Patients with chronic heart failure (CHF) experience significant morbidity because of dyspnea and fatigue with activities of daily living. Although central hemodynamic abnormalities are the hallmark of this disorder, investigators have not shown a relationship between left ventricular ejection fraction or exercise pulmonary capillary wedge pressure and exercise intolerance in this disorder. Recent studies have focused on the contributions of pulmonary abnormalities and alterations in peripheral vasomotor control and skeletal muscle in exercise intolerance in this disorder. Early anaerobic metabolism occurs in patients with CHF and appears to be caused by a combination of reduced skeletal muscle blood flow and decreased aerobic enzyme content in skeletal muscle. Atrophy in skeletal muscle and alterations in skeletal muscle fiber typing are accompanied by alterations in contractile function in skeletal muscle. These results suggest that exercise intolerance in patients with CHF is multifactorial, and that research efforts must consider central hemodynamic abnormalities, pulmonary abnormalities, and alterations in peripheral blood flow and skeletal muscle biochemistry and histology. The present review will explore current research in this area and develop a model for understanding exercise intolerance in CHF.

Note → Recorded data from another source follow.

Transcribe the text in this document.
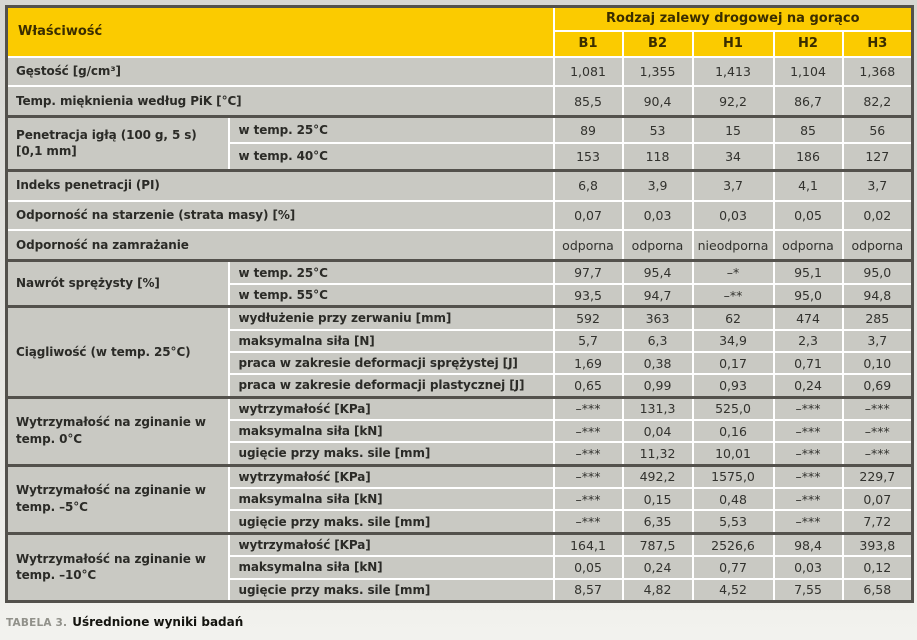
Właściwość		Rodzaj zalewy drogowej na gorąco				
		B1	B2	H1	H2	H3
Gęstość [g/cm³]		1,081	1,355	1,413	1,104	1,368
Temp. mięknienia według PiK [°C]		85,5	90,4	92,2	86,7	82,2
Penetracja igłą (100 g, 5 s) [0,1 mm]	w temp. 25°C	89	53	15	85	56
	w temp. 40°C	153	118	34	186	127
Indeks penetracji (PI)		6,8	3,9	3,7	4,1	3,7
Odporność na starzenie (strata masy) [%]		0,07	0,03	0,03	0,05	0,02
Odporność na zamrażanie		odporna	odporna	nieodporna	odporna	odporna
Nawrót sprężysty [%]	w temp. 25°C	97,7	95,4	–*	95,1	95,0
	w temp. 55°C	93,5	94,7	–**	95,0	94,8
Ciągliwość (w temp. 25°C)	wydłużenie przy zerwaniu [mm]	592	363	62	474	285
	maksymalna siła [N]	5,7	6,3	34,9	2,3	3,7
	praca w zakresie deformacji sprężystej [J]	1,69	0,38	0,17	0,71	0,10
	praca w zakresie deformacji plastycznej [J]	0,65	0,99	0,93	0,24	0,69
Wytrzymałość na zginanie w temp. 0°C	wytrzymałość [KPa]	–***	131,3	525,0	–***	–***
	maksymalna siła [kN]	–***	0,04	0,16	–***	–***
	ugięcie przy maks. sile [mm]	–***	11,32	10,01	–***	–***
Wytrzymałość na zginanie w temp. –5°C	wytrzymałość [KPa]	–***	492,2	1575,0	–***	229,7
	maksymalna siła [kN]	–***	0,15	0,48	–***	0,07
	ugięcie przy maks. sile [mm]	–***	6,35	5,53	–***	7,72
Wytrzymałość na zginanie w temp. –10°C	wytrzymałość [KPa]	164,1	787,5	2526,6	98,4	393,8
	maksymalna siła [kN]	0,05	0,24	0,77	0,03	0,12
	ugięcie przy maks. sile [mm]	8,57	4,82	4,52	7,55	6,58
TABELA 3. Uśrednione wyniki badań
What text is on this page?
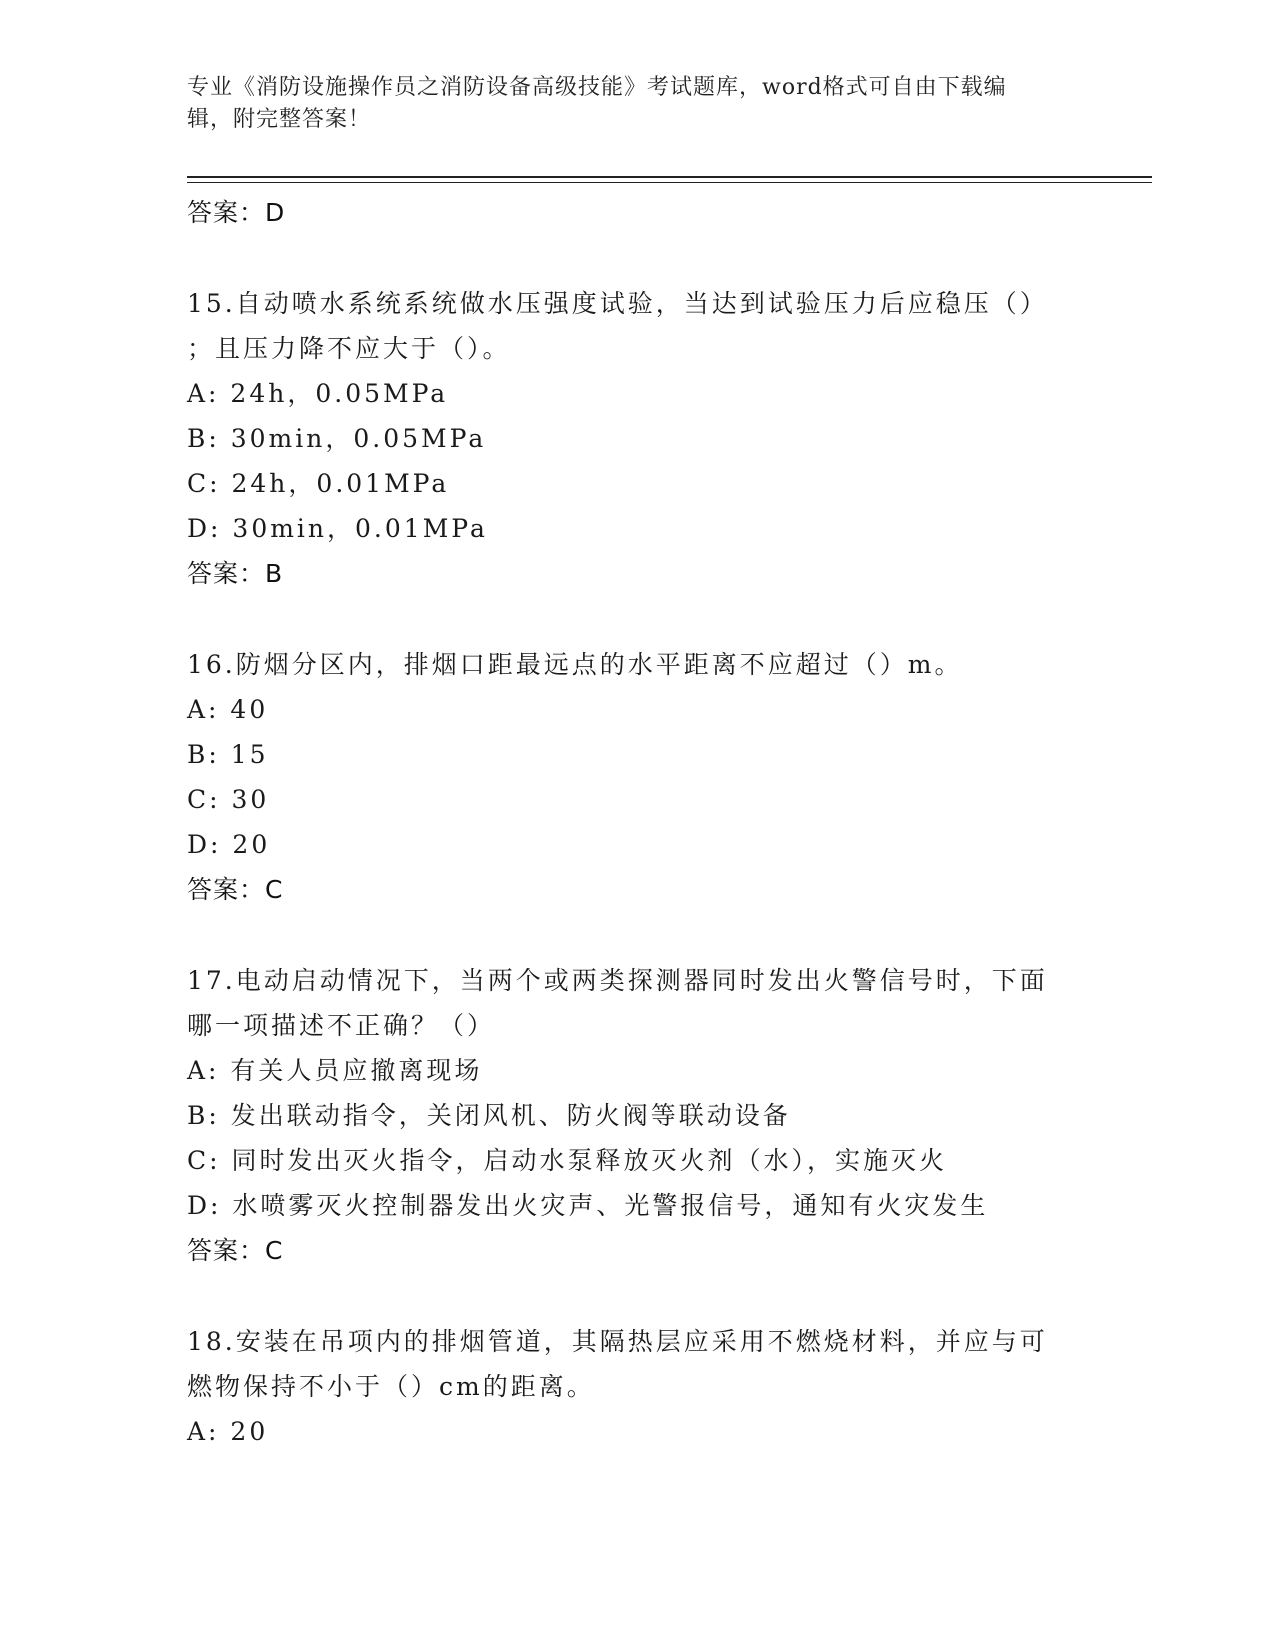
专业《消防设施操作员之消防设备高级技能》考试题库，word格式可自由下载编
辑，附完整答案！
答案：D
15.自动喷水系统系统做水压强度试验，当达到试验压力后应稳压（）
；且压力降不应大于（）。
A: 24h，0.05MPa
B: 30min，0.05MPa
C: 24h，0.01MPa
D: 30min，0.01MPa
答案：B
16.防烟分区内，排烟口距最远点的水平距离不应超过（）m。
A: 40
B: 15
C: 30
D: 20
答案：C
17.电动启动情况下，当两个或两类探测器同时发出火警信号时，下面
哪一项描述不正确？（）
A: 有关人员应撤离现场
B: 发出联动指令，关闭风机、防火阀等联动设备
C: 同时发出灭火指令，启动水泵释放灭火剂（水），实施灭火
D: 水喷雾灭火控制器发出火灾声、光警报信号，通知有火灾发生
答案：C
18.安装在吊项内的排烟管道，其隔热层应采用不燃烧材料，并应与可
燃物保持不小于（）cm的距离。
A: 20
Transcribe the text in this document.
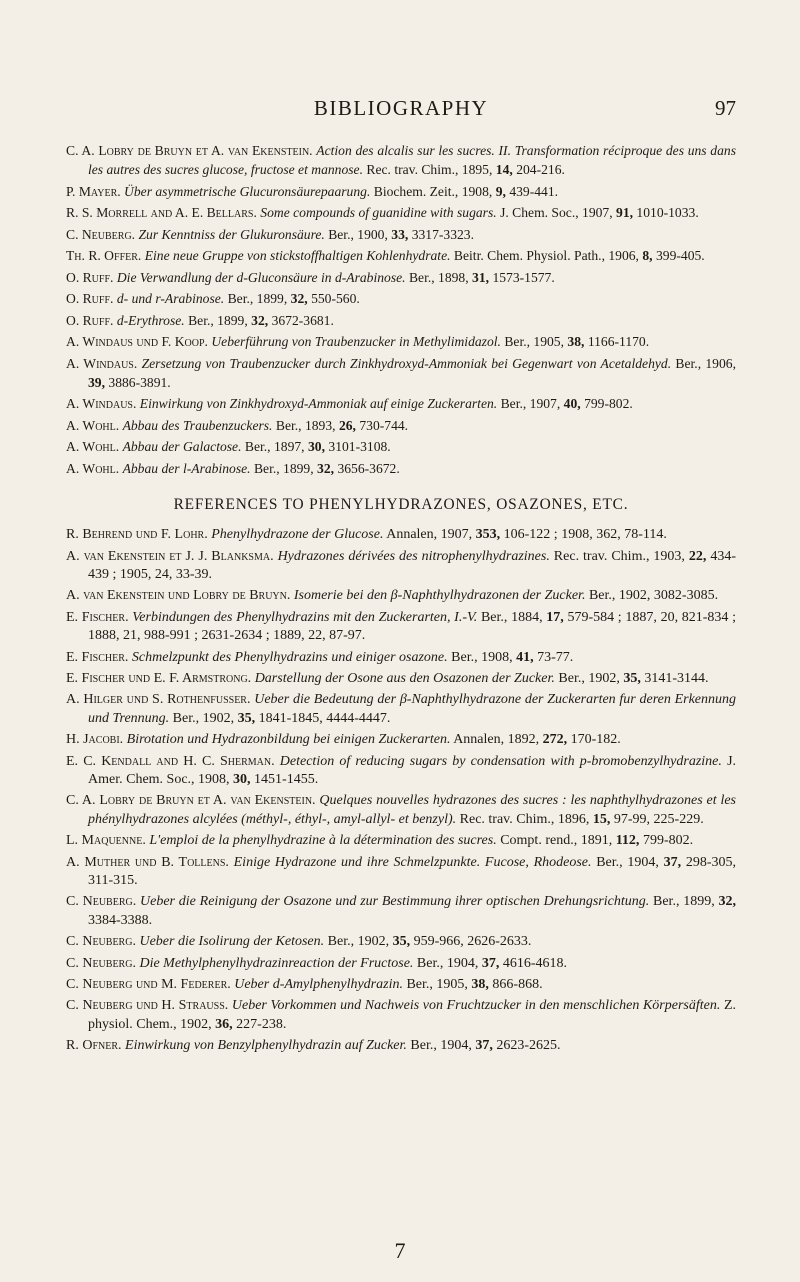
BIBLIOGRAPHY	97
C. A. Lobry de Bruyn et A. van Ekenstein. Action des alcalis sur les sucres. II. Transformation réciproque des uns dans les autres des sucres glucose, fructose et mannose. Rec. trav. Chim., 1895, 14, 204-216.
P. Mayer. Über asymmetrische Glucuronsäurepaarung. Biochem. Zeit., 1908, 9, 439-441.
R. S. Morrell and A. E. Bellars. Some compounds of guanidine with sugars. J. Chem. Soc., 1907, 91, 1010-1033.
C. Neuberg. Zur Kenntniss der Glukuronsäure. Ber., 1900, 33, 3317-3323.
Th. R. Offer. Eine neue Gruppe von stickstoffhaltigen Kohlenhydrate. Beitr. Chem. Physiol. Path., 1906, 8, 399-405.
O. Ruff. Die Verwandlung der d-Gluconsäure in d-Arabinose. Ber., 1898, 31, 1573-1577.
O. Ruff. d- und r-Arabinose. Ber., 1899, 32, 550-560.
O. Ruff. d-Erythrose. Ber., 1899, 32, 3672-3681.
A. Windaus und F. Koop. Ueberführung von Traubenzucker in Methylimidazol. Ber., 1905, 38, 1166-1170.
A. Windaus. Zersetzung von Traubenzucker durch Zinkhydroxyd-Ammoniak bei Gegenwart von Acetaldehyd. Ber., 1906, 39, 3886-3891.
A. Windaus. Einwirkung von Zinkhydroxyd-Ammoniak auf einige Zuckerarten. Ber., 1907, 40, 799-802.
A. Wohl. Abbau des Traubenzuckers. Ber., 1893, 26, 730-744.
A. Wohl. Abbau der Galactose. Ber., 1897, 30, 3101-3108.
A. Wohl. Abbau der l-Arabinose. Ber., 1899, 32, 3656-3672.
REFERENCES TO PHENYLHYDRAZONES, OSAZONES, ETC.
R. Behrend und F. Lohr. Phenylhydrazone der Glucose. Annalen, 1907, 353, 106-122 ; 1908, 362, 78-114.
A. van Ekenstein et J. J. Blanksma. Hydrazones dérivées des nitrophenylhydrazines. Rec. trav. Chim., 1903, 22, 434-439 ; 1905, 24, 33-39.
A. van Ekenstein und Lobry de Bruyn. Isomerie bei den β-Naphthylhydrazonen der Zucker. Ber., 1902, 3082-3085.
E. Fischer. Verbindungen des Phenylhydrazins mit den Zuckerarten, I.-V. Ber., 1884, 17, 579-584 ; 1887, 20, 821-834 ; 1888, 21, 988-991 ; 2631-2634 ; 1889, 22, 87-97.
E. Fischer. Schmelzpunkt des Phenylhydrazins und einiger osazone. Ber., 1908, 41, 73-77.
E. Fischer und E. F. Armstrong. Darstellung der Osone aus den Osazonen der Zucker. Ber., 1902, 35, 3141-3144.
A. Hilger und S. Rothenfusser. Ueber die Bedeutung der β-Naphthylhydrazone der Zuckerarten fur deren Erkennung und Trennung. Ber., 1902, 35, 1841-1845, 4444-4447.
H. Jacobi. Birotation und Hydrazonbildung bei einigen Zuckerarten. Annalen, 1892, 272, 170-182.
E. C. Kendall and H. C. Sherman. Detection of reducing sugars by condensation with p-bromobenzylhydrazine. J. Amer. Chem. Soc., 1908, 30, 1451-1455.
C. A. Lobry de Bruyn et A. van Ekenstein. Quelques nouvelles hydrazones des sucres : les naphthylhydrazones et les phénylhydrazones alcylées (méthyl-, éthyl-, amyl-allyl- et benzyl). Rec. trav. Chim., 1896, 15, 97-99, 225-229.
L. Maquenne. L'emploi de la phenylhydrazine à la détermination des sucres. Compt. rend., 1891, 112, 799-802.
A. Muther und B. Tollens. Einige Hydrazone und ihre Schmelzpunkte. Fucose, Rhodeose. Ber., 1904, 37, 298-305, 311-315.
C. Neuberg. Ueber die Reinigung der Osazone und zur Bestimmung ihrer optischen Drehungsrichtung. Ber., 1899, 32, 3384-3388.
C. Neuberg. Ueber die Isolirung der Ketosen. Ber., 1902, 35, 959-966, 2626-2633.
C. Neuberg. Die Methylphenylhydrazinreaction der Fructose. Ber., 1904, 37, 4616-4618.
C. Neuberg und M. Federer. Ueber d-Amylphenylhydrazin. Ber., 1905, 38, 866-868.
C. Neuberg und H. Strauss. Ueber Vorkommen und Nachweis von Fruchtzucker in den menschlichen Körpersäften. Z. physiol. Chem., 1902, 36, 227-238.
R. Ofner. Einwirkung von Benzylphenylhydrazin auf Zucker. Ber., 1904, 37, 2623-2625.
7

慢性心力衰竭(CHF)患者因日常生活活动中的呼吸困难和疲劳而出现明显的发病率。尽管中心血流动力学异常是这种疾病的标志,但研究人员尚未证明左心室射血分数或运动时肺毛细血管楔压与这种疾病中的运动不耐受之间存在关联。最近的研究集中在肺部异常以及外周血管运动控制和骨骼肌改变在这种疾病运动不耐受中的作用。CHF患者会出现早期无氧代谢,这似乎是由骨骼肌血流减少和骨骼肌中有氧酶含量降低共同导致的。骨骼肌萎缩和骨骼肌纤维类型改变伴随着骨骼肌收缩功能的改变。这些结果表明,CHF患者的运动不耐受是多因素的,并且研究工作必须考虑中心血流动力学异常、肺部异常以及外周血流和骨骼肌生物化学及组织学的改变。本综述将探讨该领域的当前研究,并建立一个理解CHF运动不耐受的模型。